The dominant but not only voice is that of al-Jazeera, with an estimated 53 percent of the overall Arab news audience and about 40 million viewers worldwide. Al-Jazeera readily identifies itself as reporting for an Arab audience from Arab points of view. With regard to the Gaza war and political coverage of the Palestinians in general, al-Jazeera has been criticized in some Arab quarters as leaning too consistently toward Hamas versus Fatah.
Al-Jazeera’s Arabic-language coverage of the Gaza war consisted of three far-ranging types of reporting: live video reports from its two Palestinian journalists in Gaza (who were stationed there before the war began), reports from one correspondent in the West Bank and one inside Israel proper, and live reports from its correspondents based across the Muslim world. The coverage also featured discussions among Arab experts and thinkers in Tunis, Cairo, Lebanon, Damascus and Ramallah anchored from the network’s headquarters in Qatar.
Viewers of this coverage, which is not accessible in the U.S. except via various modes of Internet transmission (including YouTube), were exposed to three aspects of the Gaza war that most Americans were not. First, al-Jazeera viewers continually saw unsanitized images of Palestinian death and destruction rendered by the Israeli military in Gaza, with the network pulling few punches in broadcasting the graphic casualties of war.

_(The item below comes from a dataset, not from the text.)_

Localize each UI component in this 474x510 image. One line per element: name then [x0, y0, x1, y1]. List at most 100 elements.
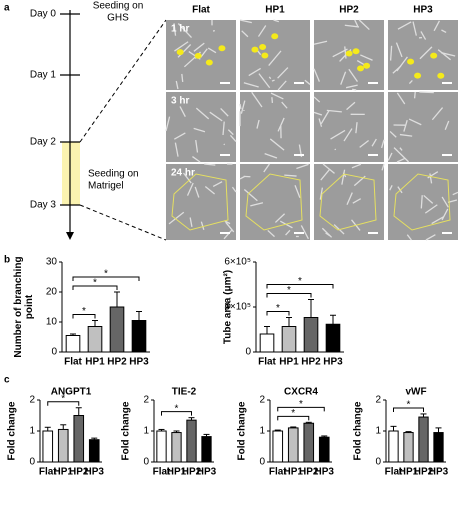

Second, al-Jazeera viewers saw daily live video coverage of protests of the Gaza war staged throughout the Muslim world from Morocco to Indonesia (and beyond, including in Europe and the United States). These protests were reported in varying detail by American news outlets, but without live images of seas of protesters demonstrating on four continents.
Third, al-Jazeera viewers could hear a range of Arab expert analysis of the war, much of which centered on the sharp division between the official silence of U.S.-backed Arab regimes and the vociferous antiwar protests of citizens in the Arab street.
Notwithstanding its orientation to an Arab audience and Arab points of view and its references to the Israeli military as “the enemy” and “occupation forces,” al-Jazeera offered a modicum of balance in covering the Gaza war. It broadcast interviews with Israeli political figures, including Livni, Benjamin Netan yahu and Shimon Peres (with simultaneous Arabic translation) as well as with Arabic-speaking representatives of the Israeli army.
News is sometimes described as a constructed reality that is a product of the interests of those who report it and those who consume it. Nowhere is that more evident than in the coverage of the Israel-Palestinian conflict.
Marda Dunsky was in the West Bank and Israel during the first ten days of the Gaza war.